The Discreet Science
Mitch Silber on CNBC: Investigating the Marathon Bombers
Mitch Silber, Executive Managing Director and Head of K2 Intelligence’s Analytics and Intelligence Solutions practice, spent much of the day appearing on CNBC discussing the manhunt in Boston and tracking terrorists. Mitch is the author of The Al Qaeda Factor: Plots Against the West and the co-author of the monograph Radicalization in the West: The Homegrown Threat.
We thought our friends, colleagues and clients might like to see a partial transcript of his appearances. (Click on each description to see the clips from his appearances on Squawk Box with Rep. Peter King, Squawk Box with former FBI Official Van Harp, and Power Lunch.)
What were the things that surprised you this morning and things that did not surprise you?
Frankly, the fact that they attempted a robbery as we’re hearing seems like such a blatant way to expose themselves to law enforcement intelligence, if they are so stealthy that they can hide out for the first, two, three days after the attack. They have to assume that this would expose them to law enforcement or it seems like that may be where they made their primary mistake. We know nothing about the reason why they would do that.
What else haven’t we learned?
We had the footage of two individuals. It is very unlikely that these two individuals did this with no one else having knowledge of it. Were there other co-conspirators that were part of the plot and were they supposed to be involved with helping these guys get away? Figuring this out is what intelligence analysts are doing right now back in their headquarters.
They’re using very cutting edge technological tools to mine any of the data that they are able to pull from the first suspect who was killed early this morning. So his travel records, phone records, anything that they could look at, Social Security Number to figure out who might be in the ever-expanding circle of people who knew him.
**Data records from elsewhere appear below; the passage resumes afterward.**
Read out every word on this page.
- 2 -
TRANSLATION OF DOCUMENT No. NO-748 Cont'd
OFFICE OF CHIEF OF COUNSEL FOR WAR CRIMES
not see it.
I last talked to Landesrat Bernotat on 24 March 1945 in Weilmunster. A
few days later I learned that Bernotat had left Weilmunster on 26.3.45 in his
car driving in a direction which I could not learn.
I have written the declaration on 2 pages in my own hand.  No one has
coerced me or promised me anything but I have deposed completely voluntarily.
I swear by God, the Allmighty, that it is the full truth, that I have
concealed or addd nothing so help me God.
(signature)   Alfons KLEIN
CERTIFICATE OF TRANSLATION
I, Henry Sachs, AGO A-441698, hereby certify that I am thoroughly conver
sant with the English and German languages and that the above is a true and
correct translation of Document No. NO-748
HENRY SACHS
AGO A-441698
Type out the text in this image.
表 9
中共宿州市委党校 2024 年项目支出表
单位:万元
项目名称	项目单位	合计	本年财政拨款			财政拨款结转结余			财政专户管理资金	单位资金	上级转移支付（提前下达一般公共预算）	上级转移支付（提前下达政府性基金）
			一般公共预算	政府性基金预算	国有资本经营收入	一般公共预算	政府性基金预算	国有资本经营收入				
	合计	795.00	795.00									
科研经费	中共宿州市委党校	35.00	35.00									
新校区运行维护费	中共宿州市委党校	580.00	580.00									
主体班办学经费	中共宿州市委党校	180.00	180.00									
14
These cutting edge tools would also look on the Internet. And this is a new thing that happened post-9/11. When you are confronted with a potential terrorism threat and knew who the individual was, the first thing you do is go to social media, check on Facebook, check on Twitter.
Let me just pick up the point that you’re making about the technology and people may not realize that the problem of homeland security generates terror suspects in real time. They’re mining the data with a continuing stream.
What is interesting about this accomplice is not only did they identify that there was an accomplice, they stopped a car, thought it didn’t check out and were able to go back and find out where that accomplice and the two people that he was with in the car actually dropped him off, at which station, through the GPS tracking on those people.
This is a very high-tech search at the moment. That’s one of the things that’s very different from immediate post 9/11 time period. Law enforcement, whether it’s the FBI, the NYPD, CIA, the Department of Homeland Security have phenomenal tools. Pre-9/11 some of the hijackers were stopped for speeding violations and ultimately let go and now you have a situation where people were stopped and they check back with the analysts at headquarters and were able to garner more information on them using these tools. Geographically, using their geolocatable tools they’re focusing on the human geography and trying to identify.
Now companies who have only worked with the government for ten years are bringing this technology back to the private sector for investigations.
Are you able to tell us what New York has been working on this possible Islamic-Russian-Chechnya link that has taken people by surprise?
New York City has been very aware of this for a number of years now. NYPD sent people to Moscow after a number of attacks that were done by Chechens and the idea was always to learn about the attacks and learn about the threat and bring that expertise back to New York City to inform efforts here.
So the fact that it’s a Chechen, and the fact that they may have links overseas both are being considered here in New York. Recent interviews with family, the uncle speaking to a television station and the father of the two sons speaking to the Associated Press suggest they were taken aback by the fact that these two suspects actually were the Marathon bombers.
How long would it take to put this together? Is it newly conceivable that they could have been unaware of all of this activity living right here this entire time?
I think it was unlikely that they were completely unaware. In other plots we’ve seen, uncles, aunts, friends had seen a sign that a person close to them was radicalizing and changing before them. Some were potentially going about building a device. For whatever reason, these family members wanted to look away and not pay attention to it.
As the physical situation appears to congeal into a tighter space, how does law enforcement approach this scenario? What do you think the next few hours will look like?
I think it will be a deliberative and careful process. As you say, they are closing in on the suspect. The search is tightening. One of the concerns is does this individual have explosives attached to his body, has he taken someone hostage.
We’ve seen that in other plots as the net tightened that the individuals decided to use explosives.